Ronan O’Malley, 62, retired commercial salmon fisherman and owner of the only bait and tackle shop within 20 miles of his tiny Oregon coastal town, had spent three months deliberately avoiding the woman who’d moved into the weathered blue cottage at the end of his gravel road. He’d spent 38 years hauling 100-pound nets off frigid Pacific waters, had a winch scar slicing across his left cheek, could tie 12 different fishing knots blindfolded, but the second he spotted her waving from her porch as he rumbled past in his dented 1998 Ford F-150, his brain went blank and he’d stare straight ahead like he’d suddenly forgotten how to use his hand to wave back. It was stupid, he knew. His ex-wife had left him for a retired golf pro in Scottsdale 12 years prior, had taken the good silver and the dog and never even sent a Christmas card, but he’d convinced himself that any flicker of interest in another woman was some kind of betrayal, that he was too set in his salt-crusted, early-rising, beer-for-dinner ways to be worth anyone’s time anyway.
He was standing in line for a smoked cod taco at the town’s annual summer food truck festival when she slid in next to him, her rain boot scuffing the toe of his work boot before she even said hello. The line was packed, bodies pressed tight between the taco truck and the grilled corn stand, the air thick with the smell of fried batter, paprika, and briny sea air blowing off the nearby pier. Her elbow brushed his when she reached for the plastic napkin dispenser bolted to the side of the truck, and he caught a whiff of jasmine lotion mixed with the same salt that clung to every surface in town, plus a faint, earthy whiff of clay that he later realized was from the pottery studio she ran out of her garage. Her nails were smudged terracotta at the edges, she was wearing a faded Pearl Jam flannel that swallowed her shoulders, cutoffs that showed a smattering of freckles across her thighs, and those beat up green rain boots even though the sun was out and the temperature hovered at 72 degrees. She looked up at him, held his gaze two full beats longer than casual small talk required, and grinned when she spotted the vintage wooden salmon lure pinned to the brim of his weathered baseball cap.

“Ronan, right?” she said, and he was surprised she knew his name, surprised her voice was lower than he expected, rough around the edges like she spent half her time yelling over pottery wheel noise and wind. “I’m Elara. I’ve been trying to catch perch off my dock for three weeks and all I’m reeling in is seaweed and the occasional plastic water bottle. Figured you’d be the guy to ask what I’m doing wrong.”
He wanted to step back, to mumble a half-assed answer and bolt for the empty bench by the water, but the family behind them was pressed so close the kid’s sippy cup was digging into his lower back, so he stayed put, his shoulder pressed tight to hers, able to feel the warmth of her arm through the thin fabric of his work flannel. He teased her a little, said she was probably using too heavy a sinker, that the perch this close to shore were skittish, that he had a box of small hooks and light weights in his shop he could drop off at her place the next afternoon. She leaned in when he talked, like she was actually listening, not just being polite, and her shoulder nudged his bicep when she laughed at his story about the 7-year-old at the youth fishing clinic last weekend who’d accidentally cast his line into a port-a-potty.

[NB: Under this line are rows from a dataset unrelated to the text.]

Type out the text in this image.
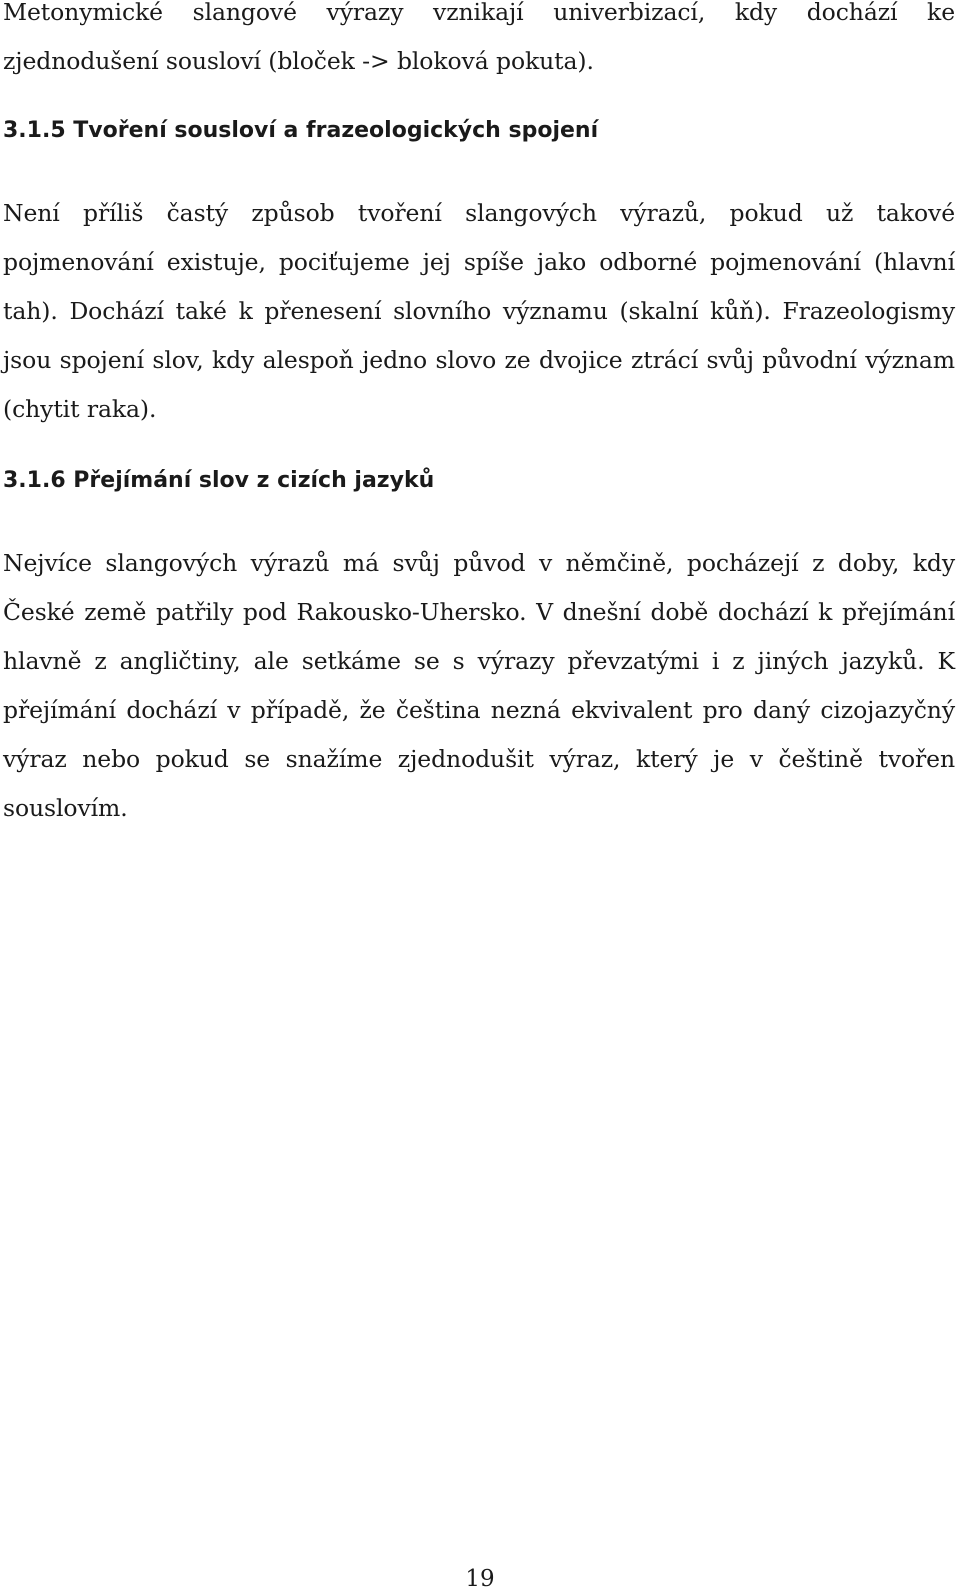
Metonymické slangové výrazy vznikají univerbizací, kdy dochází ke zjednodušení sousloví (bloček -> bloková pokuta).

3.1.5 Tvoření sousloví a frazeologických spojení

Není příliš častý způsob tvoření slangových výrazů, pokud už takové pojmenování existuje, pociťujeme jej spíše jako odborné pojmenování (hlavní tah). Dochází také k přenesení slovního významu (skalní kůň). Frazeologismy jsou spojení slov, kdy alespoň jedno slovo ze dvojice ztrácí svůj původní význam (chytit raka).

3.1.6 Přejímání slov z cizích jazyků

Nejvíce slangových výrazů má svůj původ v němčině, pocházejí z doby, kdy České země patřily pod Rakousko-Uhersko. V dnešní době dochází k přejímání hlavně z angličtiny, ale setkáme se s výrazy převzatými i z jiných jazyků. K přejímání dochází v případě, že čeština nezná ekvivalent pro daný cizojazyčný výraz nebo pokud se snažíme zjednodušit výraz, který je v češtině tvořen souslovím.

19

By the time they got their tacos, the only empty spot to sit was a splintered pine picnic bench half in the shade of a cypress tree, and he didn’t even hesitate before following her over. She got a dollop of chipotle sauce on the corner of her chin halfway through her first taco, and before he could think better of it, he lifted his hand and wiped it off with the pad of his thumb, the skin of her chin soft under his calloused finger. He froze, half convinced she was going to slap him, half embarrassed he’d let himself move that fast without thinking, but she didn’t pull away. She just smiled slow, the corner of her mouth tugging up, and said she’d been waving at him from her porch for three months, had even walked past his shop twice last week just to see if he’d come out and say hello, and she’d started to think he actually hated her.
He admitted he was being an idiot, that he hadn’t so much as had a cup of coffee with a woman who wasn’t a customer or a kid’s mom at the fishing clinic in over a decade, that he was rusty, that he’d convinced himself he was better off alone. She laughed, the sound mixing with the squawk of seagulls and the distant roar of a boat motor out on the water, and said she liked rusty, that her whole pottery style was based on embracing imperfections and scuffs and things that didn’t look like they came out of a catalog. She invited him over for dinner the next night after he dropped off the fishing gear, said she had fresh sourdough she’d baked that morning and a bottle of pinot noir she’d been saving for a good enough reason.
He nodded, couldn’t stop grinning even after she said goodbye and walked off toward the pottery booth at the other end of the festival, her rain boots slapping against the pavement. He sat there for another 10 minutes, finishing his taco, watching a group of kids chase each other with dripping popsicles, and for the first time in 12 years, he didn’t feel like going home to his quiet, empty house and a frozen pizza was the only safe, easy option.